At the end of the 14 months, Ahtisaari concluded that "the time has come to resolve Kosovo's status" and "the only viable option for Kosovo is independence, to be supervised for an initial period by the international community." The Ahtisaari plan includes strong protections for Kosovo's non-Albanian communities and their religious and cultural heritage. The United States, Britain, France, Italy, the foreign ministers of the European Union and the U.N. secretary general all have stated their support for the Ahtisaari plan and for an independent Kosovo. Yet Russia still stands in the way.

The process cannot continue to drift indefinitely. As in 1999, a way forward must be found.

The uncertainty of Kosovo's status endangers regional stability and is unfair to the Kosovar people. The international community must set forth a clear, transparent, legitimate and timely diplomatic process that will resolve Kosovo's status by a date certain.

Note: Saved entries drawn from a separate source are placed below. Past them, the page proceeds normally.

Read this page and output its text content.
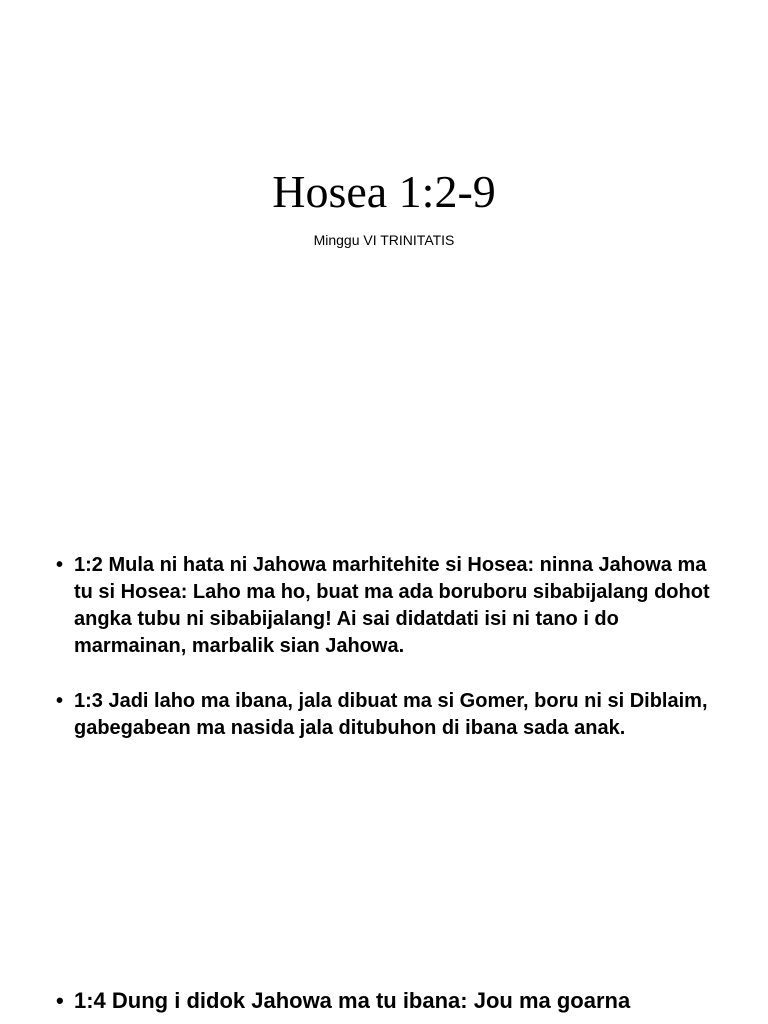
Hosea 1:2-9

Minggu VI TRINITATIS

• 1:2 Mula ni hata ni Jahowa marhitehite si Hosea: ninna Jahowa ma tu si Hosea: Laho ma ho, buat ma ada boruboru sibabijalang dohot angka tubu ni sibabijalang! Ai sai didatdati isi ni tano i do marmainan, marbalik sian Jahowa.
• 1:3 Jadi laho ma ibana, jala dibuat ma si Gomer, boru ni si Diblaim, gabegabean ma nasida jala ditubuhon di ibana sada anak.
• 1:4 Dung i didok Jahowa ma tu ibana: Jou ma goarna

Fortunately, the United States has played a constructive role in moving the diplomatic process forward and in counseling Kosovo's leaders and people to realize their dream of independence.

As someone who has leveled a fair share of criticism toward the Bush administration's efforts at nation-building in Iraq and around the globe, I have to commend its steady hand in exposing Russian intransigence and in laying the groundwork for international recognition of Kosovo's independence if Russian obstinacy persists.

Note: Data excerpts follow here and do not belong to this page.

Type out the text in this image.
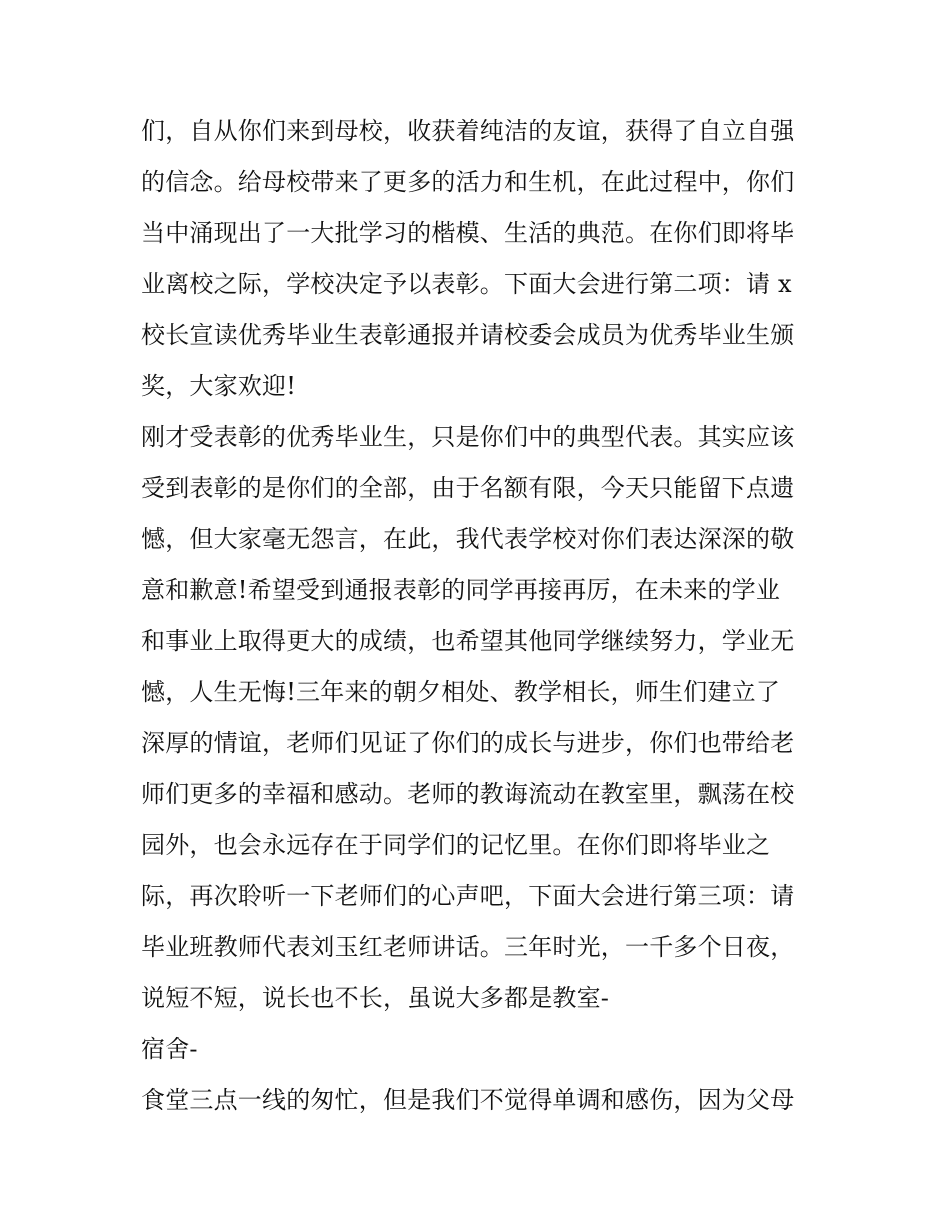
们，自从你们来到母校，收获着纯洁的友谊，获得了自立自强
的信念。给母校带来了更多的活力和生机，在此过程中，你们
当中涌现出了一大批学习的楷模、生活的典范。在你们即将毕
业离校之际，学校决定予以表彰。下面大会进行第二项：请 x
校长宣读优秀毕业生表彰通报并请校委会成员为优秀毕业生颁
奖，大家欢迎!
刚才受表彰的优秀毕业生，只是你们中的典型代表。其实应该
受到表彰的是你们的全部，由于名额有限，今天只能留下点遗
憾，但大家毫无怨言，在此，我代表学校对你们表达深深的敬
意和歉意!希望受到通报表彰的同学再接再厉，在未来的学业
和事业上取得更大的成绩，也希望其他同学继续努力，学业无
憾，人生无悔!三年来的朝夕相处、教学相长，师生们建立了
深厚的情谊，老师们见证了你们的成长与进步，你们也带给老
师们更多的幸福和感动。老师的教诲流动在教室里，飘荡在校
园外，也会永远存在于同学们的记忆里。在你们即将毕业之
际，再次聆听一下老师们的心声吧，下面大会进行第三项：请
毕业班教师代表刘玉红老师讲话。三年时光，一千多个日夜，
说短不短，说长也不长，虽说大多都是教室-
宿舍-
食堂三点一线的匆忙，但是我们不觉得单调和感伤，因为父母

The administration and our key European allies have agreed to one final round of good-faith negotiations between Serbia and Kosovo, to take no longer than 120 days. This week's meetings are expected to lay the groundwork for those talks. It is clear that after those talks conclude, the United States is prepared to recognize an independent Kosovo. The question is whether European governments will follow suit. To do otherwise is to risk a replay of the Balkan chaos of the early 1990s.

I recently visited Kosovo, and I think it is fair to say that the patience of the Kosovar people has worn thin. But their fortitude and their commitment to an independent Kosovo that respects the rights of all its citizens is unwavering.

Kosovo's leaders have done the preliminary work required to implement the Ahtisaari plan and have committed their country to the highest global standards of human rights. They have fulfilled their commitments and obligations to the international community on the question of status.

It is time for the international community to fulfill its obligations and help complete the process that will create a country not of Kosovar Albanians or Kosovar Serbs, but a new nation for all Kosovars.

John Podesta, president of the Center for American Progress.